The What Van? Road Test: Mercedes-Benz Sprinter (2019)

Date: Wednesday, October 30, 2019   |   Author: Steve Banner


Sprinter Eng_

Engine and gearbox

Maximum power kicks in at 3,800rpm while top torque of 360Nm bites across a 1,400-2,400rpm plateau.

AdBlue held in a 22-litre reservoir ensures that the four-cylinder 16-valve turbocharged and intercooled common-rail engine meets Euro6 emission requirements.


Speed-sensitive electric power steering is standard and delivers a 15.2m turning circle between kerbs rising to 16.1m between walls.

Independent suspension is installed at the front while parabolic springs help to support the rear. Our Sprinter’s 16in steel wheels were shod with Continental VanContact 200 235/65/R16C tyres.

The optional electric handbrake release – you flick a switch on the dash – works fine once you get used to it.

Lightly laden, and with 163hp on tap, our Sprinter accelerated strongly away from rest and continues to deliver power seamlessly all the way up the rev band. We were impressed by the engine’s flexibility, which meant we rarely had to change gear – just as well because the gear-change lacks crispness.

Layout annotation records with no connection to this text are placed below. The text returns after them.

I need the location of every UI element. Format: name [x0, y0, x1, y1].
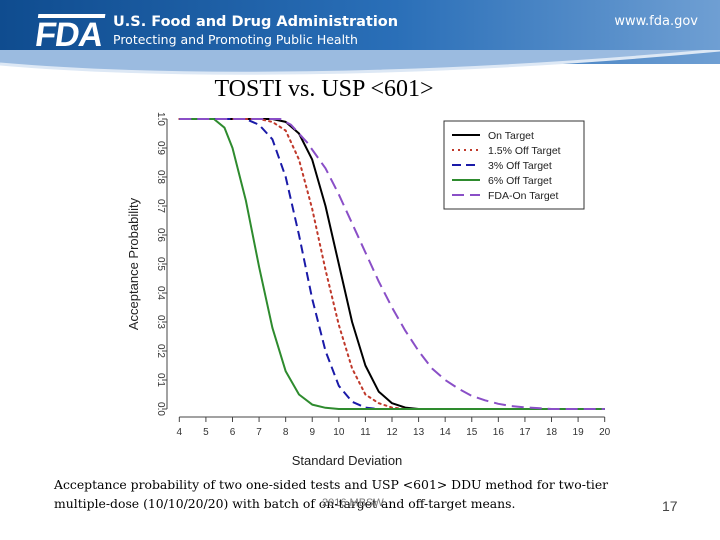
x-tick-label: 7	[256, 427, 262, 438]
y-tick-label: 0.4	[155, 286, 166, 300]
page-number: 17	[662, 498, 678, 514]
org-url: www.fda.gov	[614, 14, 698, 29]
y-tick-label: 0.6	[155, 228, 166, 242]
x-tick-label: 14	[440, 427, 452, 438]
x-axis-title: Standard Deviation	[292, 453, 403, 468]
slide-title: TOSTI vs. USP <601>	[214, 76, 434, 102]
org-name: U.S. Food and Drug Administration	[113, 14, 399, 30]
x-tick-label: 20	[599, 427, 611, 438]
y-tick-label: 0.0	[155, 402, 166, 416]
y-axis-title: Acceptance Probability	[126, 197, 141, 330]
x-tick-label: 11	[360, 427, 371, 438]
x-tick-label: 12	[386, 427, 398, 438]
legend-label: 1.5% Off Target	[488, 145, 561, 157]
x-tick-label: 17	[519, 427, 531, 438]
y-tick-label: 0.2	[155, 344, 166, 358]
x-tick-label: 5	[203, 427, 209, 438]
y-tick-label: 0.9	[155, 141, 166, 155]
legend-label: On Target	[488, 130, 534, 142]
acceptance-probability-chart: 0.0 0.1 0.2 0.3 0.4 0.5 0.6 0.7 0.8 0.9 1.0 4 5 6 7 8 9 1…	[126, 112, 611, 468]
header-curve-decoration	[0, 50, 720, 75]
x-tick-label: 19	[573, 427, 585, 438]
fda-logo: FDA	[32, 14, 106, 54]
series-line-6-off-target	[179, 118, 605, 410]
x-tick-label: 18	[546, 427, 558, 438]
x-tick-label: 6	[230, 427, 236, 438]
legend-label: 3% Off Target	[488, 160, 552, 172]
y-tick-label: 1.0	[155, 112, 166, 126]
legend-label: 6% Off Target	[488, 175, 552, 187]
y-tick-label: 0.8	[155, 170, 166, 184]
x-tick-label: 4	[177, 427, 183, 438]
footer-event-label: 2016 MBSW	[322, 497, 384, 509]
x-tick-label: 16	[493, 427, 505, 438]
y-tick-label: 0.3	[155, 315, 166, 329]
x-tick-label: 10	[333, 427, 345, 438]
x-tick-label: 9	[309, 427, 315, 438]
series-line-1-5-off-target	[178, 118, 606, 410]
y-tick-label: 0.1	[155, 373, 166, 387]
x-tick-label: 15	[466, 427, 478, 438]
slide-caption: Acceptance probability of two one-sided …	[54, 477, 609, 511]
x-tick-label: 8	[283, 427, 289, 438]
y-tick-label: 0.5	[155, 257, 166, 271]
y-tick-label: 0.7	[155, 199, 166, 213]
legend-label: FDA-On Target	[488, 190, 558, 202]
series-line-3-off-target	[179, 118, 605, 410]
x-tick-label: 13	[413, 427, 425, 438]
org-tagline: Protecting and Promoting Public Health	[113, 32, 358, 47]
series-line-fda-on-target	[179, 118, 605, 410]
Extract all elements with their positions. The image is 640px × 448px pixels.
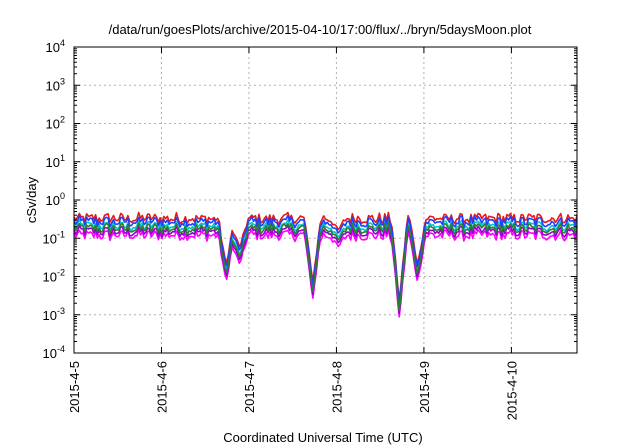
x-ticks: 2015-4-5 2015-4-6 2015-4-7 2015-4-8 2015-4-9…	[67, 47, 519, 420]
series-line	[73, 228, 578, 318]
x-tick-label: 2015-4-7	[242, 361, 257, 413]
x-tick-label: 2015-4-8	[329, 361, 344, 413]
y-tick-label: 10-2	[43, 268, 65, 285]
series-line	[73, 222, 578, 311]
y-tick-label: 101	[46, 153, 65, 170]
x-tick-label: 2015-4-5	[67, 361, 82, 413]
y-tick-label: 100	[46, 191, 65, 208]
y-tick-label: 10-1	[43, 229, 65, 246]
series-line	[73, 214, 578, 305]
y-tick-label: 102	[46, 115, 65, 132]
series-line	[73, 224, 578, 314]
y-tick-label: 103	[46, 76, 65, 93]
chart-title: /data/run/goesPlots/archive/2015-04-10/1…	[108, 22, 532, 37]
series-line	[73, 211, 578, 301]
grid-lines	[73, 47, 577, 353]
y-tick-label: 104	[46, 38, 65, 55]
y-tick-label: 10-4	[43, 344, 65, 361]
x-tick-label: 2015-4-10	[504, 361, 519, 420]
x-axis-label: Coordinated Universal Time (UTC)	[223, 430, 422, 445]
y-tick-label: 10-3	[43, 306, 65, 323]
series-lines	[73, 211, 578, 318]
x-tick-label: 2015-4-9	[417, 361, 432, 413]
y-axis-label: cSv/day	[24, 176, 39, 223]
x-tick-label: 2015-4-6	[154, 361, 169, 413]
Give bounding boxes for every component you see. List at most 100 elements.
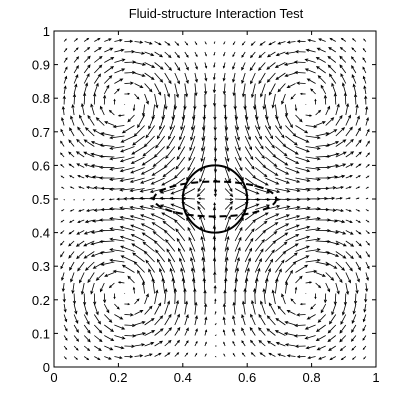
velocity-arrow bbox=[142, 146, 155, 157]
velocity-arrow bbox=[109, 237, 125, 242]
velocity-arrow bbox=[340, 356, 347, 361]
velocity-arrow bbox=[174, 339, 180, 347]
velocity-arrow bbox=[251, 299, 256, 315]
velocity-arrow bbox=[244, 135, 252, 151]
x-tick-label: 0.4 bbox=[174, 370, 192, 385]
velocity-arrow bbox=[255, 212, 269, 221]
velocity-arrow bbox=[351, 74, 357, 84]
velocity-arrow bbox=[213, 201, 217, 210]
velocity-arrow bbox=[93, 303, 99, 316]
velocity-arrow bbox=[162, 167, 176, 178]
velocity-arrow bbox=[77, 219, 85, 223]
velocity-arrow bbox=[333, 92, 337, 105]
velocity-arrow bbox=[329, 356, 336, 361]
velocity-arrow bbox=[164, 300, 170, 315]
velocity-arrow bbox=[134, 83, 144, 89]
velocity-arrow bbox=[274, 62, 286, 68]
velocity-arrow bbox=[232, 83, 236, 97]
velocity-arrow bbox=[305, 227, 321, 231]
velocity-arrow bbox=[183, 288, 187, 305]
velocity-arrow bbox=[250, 313, 256, 326]
velocity-arrow bbox=[351, 314, 357, 324]
velocity-arrow bbox=[284, 104, 289, 117]
velocity-arrow bbox=[335, 282, 340, 295]
velocity-arrow bbox=[305, 217, 321, 221]
velocity-arrow bbox=[353, 293, 358, 305]
velocity-arrow bbox=[176, 146, 186, 161]
velocity-arrow bbox=[213, 177, 218, 194]
velocity-arrow bbox=[130, 224, 145, 231]
velocity-arrow bbox=[165, 238, 176, 252]
velocity-arrow bbox=[234, 135, 241, 152]
velocity-arrow bbox=[250, 51, 256, 59]
velocity-arrow bbox=[92, 198, 95, 201]
velocity-arrow bbox=[82, 92, 87, 105]
velocity-arrows bbox=[59, 37, 371, 361]
velocity-arrow bbox=[201, 114, 206, 131]
velocity-arrow bbox=[305, 167, 321, 171]
velocity-arrow bbox=[159, 196, 175, 200]
velocity-arrow bbox=[355, 197, 360, 200]
velocity-arrow bbox=[155, 135, 166, 149]
velocity-arrow bbox=[178, 247, 186, 263]
velocity-arrow bbox=[200, 235, 206, 252]
velocity-arrow bbox=[119, 156, 135, 163]
velocity-arrow bbox=[318, 356, 326, 360]
velocity-arrow bbox=[175, 156, 186, 170]
velocity-arrow bbox=[163, 156, 176, 169]
velocity-arrow bbox=[295, 135, 310, 143]
velocity-arrow bbox=[222, 303, 227, 315]
velocity-arrow bbox=[233, 93, 237, 110]
y-tick-label: 0.3 bbox=[32, 259, 50, 274]
velocity-arrow bbox=[119, 206, 135, 210]
velocity-arrow bbox=[151, 277, 155, 294]
velocity-arrow bbox=[275, 259, 285, 273]
velocity-arrow bbox=[76, 230, 85, 235]
velocity-arrow bbox=[212, 72, 216, 81]
velocity-arrow bbox=[73, 38, 78, 42]
velocity-arrow bbox=[268, 352, 276, 357]
velocity-arrow bbox=[63, 38, 67, 42]
velocity-arrow bbox=[204, 51, 207, 57]
velocity-arrow bbox=[141, 156, 155, 166]
velocity-arrow bbox=[114, 58, 126, 63]
velocity-arrow bbox=[194, 328, 198, 336]
velocity-arrow bbox=[193, 93, 197, 110]
velocity-arrow bbox=[351, 345, 357, 351]
velocity-arrow bbox=[109, 156, 125, 161]
velocity-arrow bbox=[265, 156, 278, 167]
velocity-arrow bbox=[69, 127, 75, 137]
y-tick-label: 0.9 bbox=[32, 58, 50, 73]
velocity-arrow bbox=[299, 92, 306, 95]
velocity-arrow bbox=[315, 196, 329, 201]
velocity-arrow bbox=[174, 51, 180, 59]
velocity-arrow bbox=[174, 62, 181, 72]
x-tick-label: 0.6 bbox=[238, 370, 256, 385]
velocity-arrow bbox=[275, 156, 289, 166]
velocity-arrow bbox=[328, 73, 337, 84]
velocity-arrow bbox=[194, 301, 198, 315]
velocity-arrow bbox=[305, 177, 321, 181]
velocity-arrow bbox=[213, 104, 217, 121]
velocity-arrow bbox=[286, 309, 296, 315]
velocity-arrow bbox=[130, 156, 145, 164]
velocity-arrow bbox=[345, 282, 350, 295]
velocity-arrow bbox=[264, 125, 274, 140]
velocity-arrow bbox=[127, 114, 135, 123]
velocity-arrow bbox=[61, 282, 65, 293]
velocity-arrow bbox=[76, 138, 85, 147]
velocity-arrow bbox=[63, 314, 68, 323]
velocity-arrow bbox=[73, 314, 79, 324]
velocity-arrow bbox=[264, 249, 275, 263]
velocity-arrow bbox=[234, 236, 242, 252]
velocity-arrow bbox=[335, 208, 344, 212]
velocity-arrow bbox=[73, 345, 79, 351]
velocity-arrow bbox=[164, 327, 173, 336]
velocity-arrow bbox=[98, 228, 115, 233]
velocity-arrow bbox=[294, 70, 306, 75]
velocity-arrow bbox=[99, 105, 105, 116]
velocity-arrow bbox=[63, 345, 68, 350]
velocity-arrow bbox=[325, 219, 339, 223]
velocity-arrow bbox=[222, 62, 226, 69]
velocity-arrow bbox=[315, 282, 322, 289]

While wind and road noise could stand to be better controlled, any noise from the engine is muted, and rarely makes its presence felt in the cab. Smooth and dependable, the handling allows you to sweep majestically through bends without having to worry that something will go wrong.

Accompanied by a good deal of bouncing around, the Sprinter’s ride isn’t its strong suit if you only have a few kilos in the back.

However, the vehicle seems to be frugal. We were getting around 36mpg – not far short of the official combined figure. Stop/start was fitted, which helped keep fuel usage down.

Active brake assist cut in twice during our test: once when a car swung in front of us, but once when it appeared to confuse street furniture positioned close to the kerb with a vehicle.

It is a phenomenon we have noticed before with this type of system and although it is annoying, it’s one that a driver can probably learn to live with – just so long as it doesn’t happen every five minutes.